Most of the Wi-Fi devices used in public spaces are made by Cisco (CSCO)or Ruckus Wireles, (RKUS)and both companies say that hardware wasn't susceptible to the bug in security software.
The same thing goes for all Starbucks (SBUX)locations, as well as major airports like Denver International and Phoenix's Sky Harbor. None of them would specify what kind of equipment they use, citing security concerns. Las Vegas' McCarran International Airport said its wireless gear was vulnerable to the bug, but it updated its systems as soon as a fix was available.

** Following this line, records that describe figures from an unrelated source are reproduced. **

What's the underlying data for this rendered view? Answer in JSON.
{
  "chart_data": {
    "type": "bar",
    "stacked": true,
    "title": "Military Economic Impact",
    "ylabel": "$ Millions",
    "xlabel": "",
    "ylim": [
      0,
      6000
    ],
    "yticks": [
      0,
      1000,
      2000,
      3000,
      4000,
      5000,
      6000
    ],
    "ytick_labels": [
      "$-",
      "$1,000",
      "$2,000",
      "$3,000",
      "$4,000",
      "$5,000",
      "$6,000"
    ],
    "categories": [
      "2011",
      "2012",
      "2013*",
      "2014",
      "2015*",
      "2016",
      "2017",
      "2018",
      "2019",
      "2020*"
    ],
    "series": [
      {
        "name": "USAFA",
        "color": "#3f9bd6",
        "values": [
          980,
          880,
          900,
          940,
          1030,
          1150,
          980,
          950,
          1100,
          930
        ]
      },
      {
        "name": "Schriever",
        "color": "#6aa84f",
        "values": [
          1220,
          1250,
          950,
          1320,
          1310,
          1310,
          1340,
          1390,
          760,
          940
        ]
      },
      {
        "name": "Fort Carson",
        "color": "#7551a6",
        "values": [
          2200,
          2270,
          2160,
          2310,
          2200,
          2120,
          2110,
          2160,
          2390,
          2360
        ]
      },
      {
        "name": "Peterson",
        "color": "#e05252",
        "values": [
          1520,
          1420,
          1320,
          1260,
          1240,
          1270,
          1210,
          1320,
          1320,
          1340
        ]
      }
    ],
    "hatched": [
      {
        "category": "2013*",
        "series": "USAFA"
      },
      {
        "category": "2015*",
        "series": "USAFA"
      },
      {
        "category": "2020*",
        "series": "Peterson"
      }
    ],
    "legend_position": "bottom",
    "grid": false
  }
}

Also safe: small businesses that use the same D-Link, Linksys and Netgear(NTGR) routers we use from home. None of those companies' Wi-Fi devices were affected either.
Because Ruckus provides the wireless routers for several hotel chains and shops, many of the following locations are safe too:
Le Pain Quotidien
Consumers can breathe a sigh of relief. But that doesn't mean they should dismiss Heartbleed entirely. Servers at work could still be affected. And many computer systems rely on older hardware that might never be patched. A weakness somewhere is essentially a weakness anywhere. That's why security experts say you'll have to stay on your guard for weeks and months to come.
Change passwords often. Don't visit strange websites. And whenever possible, use a Heartbleed checker to see if a website still vulnerable to the bug.
Still, it's a smart bet to assume your online communication isn't secure unless a website specifically states it patched its systems for Heartbleed. Just about everything you do online -- email, social media, banking -- is still at risk. The Heartbleed bug affects gadgets everywhere. Companies are still updating firmware for their devices. Two weeks ago, there were still 150 million vulnerable apps running on Android smartphones, according to cybersecurity provider FireEye.